When Silence Becomes Normal: How Acceptance Becomes the Problem
The Silent Majority/ by Alonzo Kahalic/ alkahalic6801@gmail.com
Dear Editor,
There’s a famous psychological experiment involving a dog placed on an electrified floor that delivered a mild but persistent shock. At first, the dog would jump and whimper, trying to escape the pain. But when the experimenters placed a barrier so it couldn’t flee, something tragic happened: the dog stopped trying. It simply laid there accepting the shock. Even when the barrier was removed later, the dog no longer moved, it had Learned Helplessness. The pain became part of its normal.
This is not just a story about a dog. It is the story of our society.
In Palau, and across many island nations, we have slowly begun to accept what we once resisted. We grumble about low salaries, high costs of living, poor public services, and leaders who seem more American in style than Palauan in spirit. But we do not act. We do not speak publicly. Maybe it’s cultural a Palauan thing? So instead, we whisper our complaints over drinks or during funerals. That’s when the truth spills out, after the ceremony, after the toasts, when the burdens of life temporarily loosen our tongues.
Our silence, however, has become the new normal. And those in power interpret it as approval. There is an old truth in politics: those who control the situation define the situation. If leaders do not hear resistance, they assume consent. If people don’t speak, they believe everything is fine. Especially when we follow the American system.
This is why leaders pushed for the Palau Government Stress Tax, allow customs fees to ballon out of hand, and neglect to adjust for cost-of-living increases. All the while citizens are drowning under debt and inflation while leaders promote culture as a product rather than a foundation. They do not ask how culture sustains life; they ask how it can make money. And when that is the only lens, culture becomes a commodity, not a compass.
The reality is clear. Two-thirds of Palauans make under $15,000 a year, placing them near the international poverty line when adjusted for our cost of living. Yet we do not complain in ways that matter, we do not mobilize, organize, or confront power. Instead, we internalize the shock. We get used to it. We adapt. And in that adaptation, we lose something vital: our belief that we deserve better.
This is how Learned Helplessness works on a societal level. Our lands go unused, while imported goods eat away our wages. Our schools teach obedience more than resilience. Our youth, untrained in how to live from the land or sea, turn instead to alcohol and drugs, not out of weakness, but because something vital has gone missing. Purpose. Identity. Connection. The result is addiction, not just to substances, but to silence, to systems that do not serve us, to a politics of survival instead of a politics of dignity.
So, when will we stop accepting the shock? When will we rise, not just in anger, but in collective clarity that this is not the life we want for our children? We need leaders who understand that governance is not management, it is stewardship. That education is not about filling heads but awakening hearts. That culture is not to be sold, but to be lived. We need a public that refuses to be quiet until justice is not only promised but practiced.
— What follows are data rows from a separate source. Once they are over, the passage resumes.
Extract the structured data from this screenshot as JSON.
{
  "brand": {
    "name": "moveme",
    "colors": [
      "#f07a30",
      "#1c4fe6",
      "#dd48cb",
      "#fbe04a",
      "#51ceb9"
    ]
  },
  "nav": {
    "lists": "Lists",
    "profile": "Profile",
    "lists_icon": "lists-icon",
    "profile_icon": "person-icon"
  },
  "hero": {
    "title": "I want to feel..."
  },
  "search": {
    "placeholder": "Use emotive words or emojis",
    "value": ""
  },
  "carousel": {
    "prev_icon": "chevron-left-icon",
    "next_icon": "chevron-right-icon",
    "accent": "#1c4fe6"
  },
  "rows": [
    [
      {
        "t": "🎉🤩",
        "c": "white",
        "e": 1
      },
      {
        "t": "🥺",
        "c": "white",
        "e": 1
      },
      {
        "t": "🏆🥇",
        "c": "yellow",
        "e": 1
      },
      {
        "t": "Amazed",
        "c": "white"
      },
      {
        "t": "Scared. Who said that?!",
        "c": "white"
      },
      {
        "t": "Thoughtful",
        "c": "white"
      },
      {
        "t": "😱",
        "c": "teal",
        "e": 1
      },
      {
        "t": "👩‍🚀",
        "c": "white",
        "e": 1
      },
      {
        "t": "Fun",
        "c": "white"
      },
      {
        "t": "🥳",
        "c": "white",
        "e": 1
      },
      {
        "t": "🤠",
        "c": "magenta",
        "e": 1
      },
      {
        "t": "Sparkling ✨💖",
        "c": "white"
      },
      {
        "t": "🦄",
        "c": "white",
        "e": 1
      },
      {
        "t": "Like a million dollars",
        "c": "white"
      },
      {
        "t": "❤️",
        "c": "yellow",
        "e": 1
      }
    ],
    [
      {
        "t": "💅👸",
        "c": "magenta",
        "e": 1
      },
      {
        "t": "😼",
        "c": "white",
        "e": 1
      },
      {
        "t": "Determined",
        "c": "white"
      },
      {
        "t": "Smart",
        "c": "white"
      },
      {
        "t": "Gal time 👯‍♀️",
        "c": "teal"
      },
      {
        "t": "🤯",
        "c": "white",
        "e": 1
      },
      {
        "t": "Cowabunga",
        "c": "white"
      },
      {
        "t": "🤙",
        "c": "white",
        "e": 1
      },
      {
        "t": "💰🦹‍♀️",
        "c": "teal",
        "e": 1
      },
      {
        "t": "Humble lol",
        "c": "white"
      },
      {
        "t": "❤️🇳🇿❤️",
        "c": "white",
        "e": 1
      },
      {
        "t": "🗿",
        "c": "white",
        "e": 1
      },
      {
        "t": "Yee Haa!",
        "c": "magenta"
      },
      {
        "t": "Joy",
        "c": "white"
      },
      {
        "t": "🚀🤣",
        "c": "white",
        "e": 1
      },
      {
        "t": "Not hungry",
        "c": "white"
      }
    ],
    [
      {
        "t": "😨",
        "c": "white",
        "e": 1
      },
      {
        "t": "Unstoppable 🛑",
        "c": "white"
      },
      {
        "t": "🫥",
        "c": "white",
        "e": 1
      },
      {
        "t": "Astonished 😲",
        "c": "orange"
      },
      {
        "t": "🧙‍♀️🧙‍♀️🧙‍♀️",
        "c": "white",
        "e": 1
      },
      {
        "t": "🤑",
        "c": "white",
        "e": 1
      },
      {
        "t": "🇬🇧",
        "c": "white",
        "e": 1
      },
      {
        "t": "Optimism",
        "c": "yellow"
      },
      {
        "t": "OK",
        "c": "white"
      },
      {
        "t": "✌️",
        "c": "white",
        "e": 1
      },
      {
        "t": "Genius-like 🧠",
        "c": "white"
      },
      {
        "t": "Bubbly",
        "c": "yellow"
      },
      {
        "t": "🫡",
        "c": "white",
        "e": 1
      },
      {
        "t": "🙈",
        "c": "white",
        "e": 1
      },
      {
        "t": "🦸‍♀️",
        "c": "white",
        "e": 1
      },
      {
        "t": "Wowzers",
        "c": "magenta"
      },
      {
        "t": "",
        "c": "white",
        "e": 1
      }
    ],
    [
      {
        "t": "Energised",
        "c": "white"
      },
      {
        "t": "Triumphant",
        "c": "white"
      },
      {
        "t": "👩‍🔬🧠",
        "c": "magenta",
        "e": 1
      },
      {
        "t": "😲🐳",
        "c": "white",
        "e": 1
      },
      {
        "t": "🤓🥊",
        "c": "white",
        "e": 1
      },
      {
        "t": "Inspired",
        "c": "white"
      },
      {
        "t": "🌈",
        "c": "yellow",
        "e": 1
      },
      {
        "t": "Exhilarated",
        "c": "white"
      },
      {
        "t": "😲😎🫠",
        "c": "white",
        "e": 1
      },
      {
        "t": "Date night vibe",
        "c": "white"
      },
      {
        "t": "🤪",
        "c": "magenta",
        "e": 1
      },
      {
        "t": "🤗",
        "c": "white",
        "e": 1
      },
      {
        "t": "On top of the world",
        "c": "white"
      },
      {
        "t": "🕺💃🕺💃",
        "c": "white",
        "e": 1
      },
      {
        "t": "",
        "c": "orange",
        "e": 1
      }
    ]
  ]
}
Until then, nothing will change. Because nothing changes until we say something. Until we believe again that it is not enough to complain when drunk or grieving but to speak while living, while working, while voting, while raising the next generation.
Palau deserves better. But first, we must believe that we do.
And then, we can stop laying on the floor.
Your Humble Servant
Al Kahalic

A commentary made to the point. Our traditional leaders are even in that mode of “Helplessness” or “Ignorance.”